Home equity lines of credit, or HELOCs
Speaking of home equity lines of credit, this borrowing option works similar to a credit card. During the HELOC’s draw period, which is normally 10 years, a homeowner can borrow funds up to a certain limit as needed for repairs or renovations. Home equity lines of credit come with variable rates, however, which means your payment will fluctuate over time depending on how much money you take out and whether market interest rates rise or fall.
Since HELOCs are secured by the equity in your home, you’ll have to put up your home as collateral when you apply. Doing so can be a plus since secured loans tend to come with lower rates and fees. However, using your home as collateral also means your home could fall into foreclosure if you don’t repay the money you borrow and default on your loan.
Home equity loan
Home equity loans are similar to personal loans, as they come with a fixed interest rate, a fixed monthly payment and a fixed repayment timeline. In other words, when you apply for a home equity loan, you’ll know your interest rate up front, exactly how much your monthly payment will be the entire time and the exact date you’ll become debt-free.

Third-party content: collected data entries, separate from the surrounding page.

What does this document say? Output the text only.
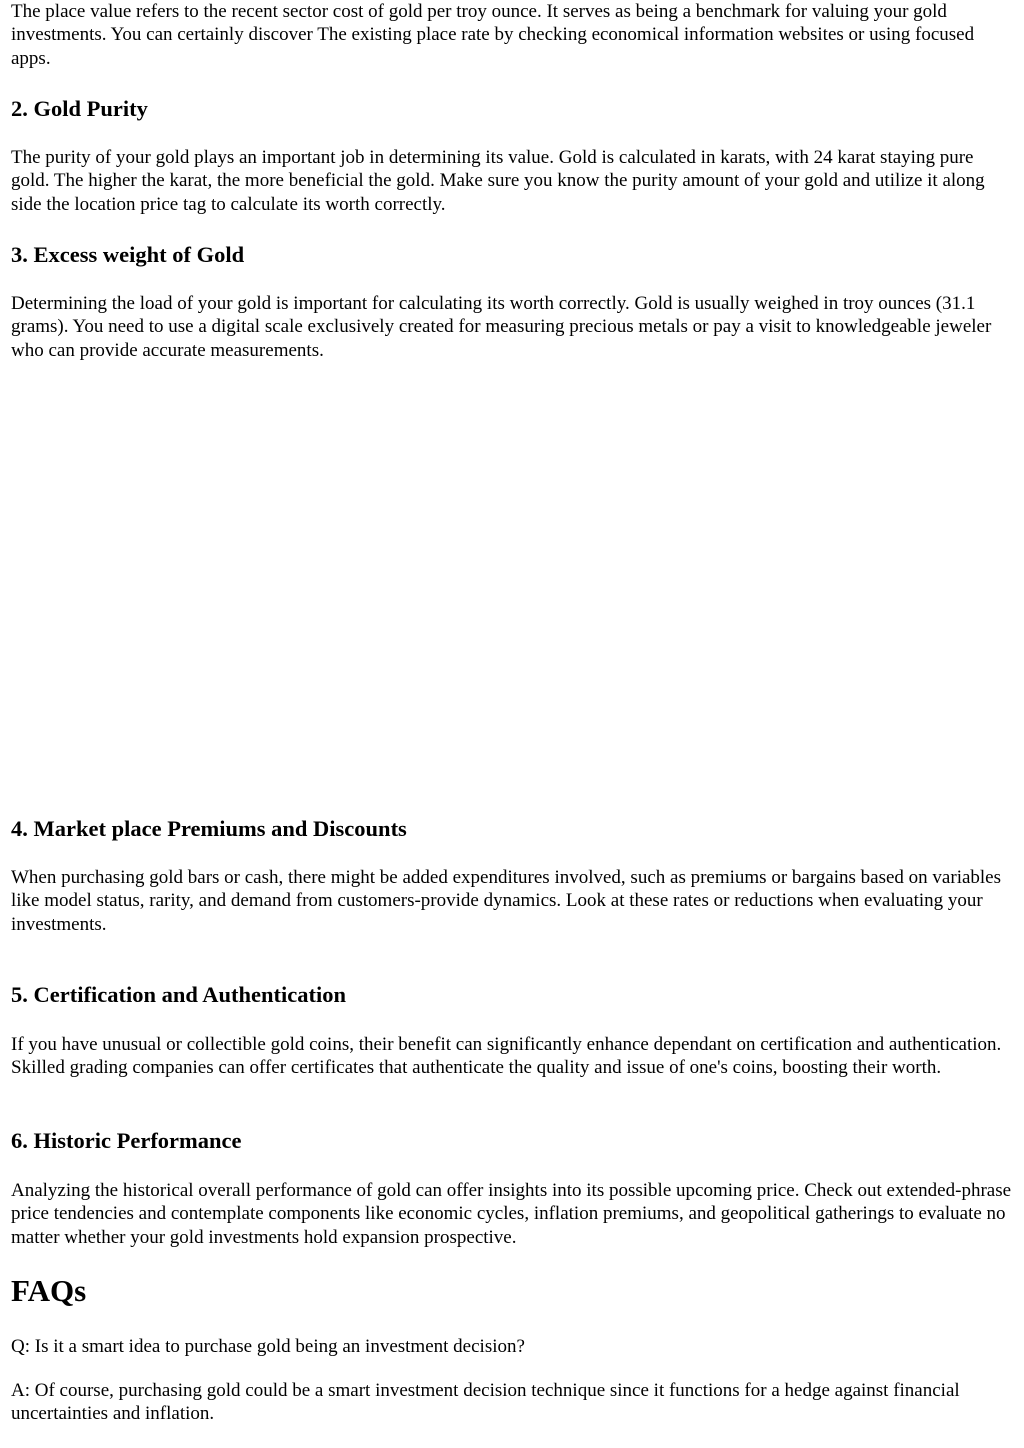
The place value refers to the recent sector cost of gold per troy ounce. It serves as being a benchmark for valuing your gold investments. You can certainly discover The existing place rate by checking economical information websites or using focused apps.

2. Gold Purity

The purity of your gold plays an important job in determining its value. Gold is calculated in karats, with 24 karat staying pure gold. The higher the karat, the more beneficial the gold. Make sure you know the purity amount of your gold and utilize it along side the location price tag to calculate its worth correctly.

3. Excess weight of Gold

Determining the load of your gold is important for calculating its worth correctly. Gold is usually weighed in troy ounces (31.1 grams). You need to use a digital scale exclusively created for measuring precious metals or pay a visit to knowledgeable jeweler who can provide accurate measurements.

4. Market place Premiums and Discounts

When purchasing gold bars or cash, there might be added expenditures involved, such as premiums or bargains based on variables like model status, rarity, and demand from customers-provide dynamics. Look at these rates or reductions when evaluating your investments.

5. Certification and Authentication

If you have unusual or collectible gold coins, their benefit can significantly enhance dependant on certification and authentication. Skilled grading companies can offer certificates that authenticate the quality and issue of one's coins, boosting their worth.

6. Historic Performance

Analyzing the historical overall performance of gold can offer insights into its possible upcoming price. Check out extended-phrase price tendencies and contemplate components like economic cycles, inflation premiums, and geopolitical gatherings to evaluate no matter whether your gold investments hold expansion prospective.

FAQs

Q: Is it a smart idea to purchase gold being an investment decision?

A: Of course, purchasing gold could be a smart investment decision technique since it functions for a hedge against financial uncertainties and inflation.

Like HELOCs, however, home equity loans require you to put your home up as collateral for the loan. Also note that, with both home equity loans and HELOCs, you can typically only borrow up to 85 percent of your home’s value in a first mortgage and second loan.
This makes both home equity options an unworkable choice for homeowners who haven’t built up much equity in their properties yet.
Using any old credit card for home window replacement is probably a bad idea considering the average credit card is currently charging an APR over 17 percent. However, some credit cards known as balance transfer cards let you secure 0 percent on purchases (in addition to balance transfers) for a limited time — usually up to 15 months.
If you can borrow the money for replacement windows, and you know you can pay it off before your introductory offer ends, using a card that gives you 0 percent APR on purchases can help you secure your own zero percent interest loan. Some cards that offer 0 percent on purchases also offer rewards for each dollar you spend, and that can leave you even further ahead.
On the flip side, be aware that, after your introductory offer ends, your card’s interest rate will reset to a higher ongoing rate that will make borrowing money for replacement windows a much more expensive deal.
How to choose a loan for replacement windows
No matter which option you’re leaning toward, you should make sure you “understand and are comfortable with all of the terms of the loan,” Dervan said.
Make sure to read over the annual percentage rate, required monthly payments and all applicable fees. Specifically, pay close attention to whether there are any origination or application fees or other fees like a prepayment penalty, he says.
Also, make sure you don’t jump on the first loan offer you see. “Customers can often get a better deal by shopping around, so they should take the time to compare their options carefully, both across different loan types and different lenders,” says Dervan.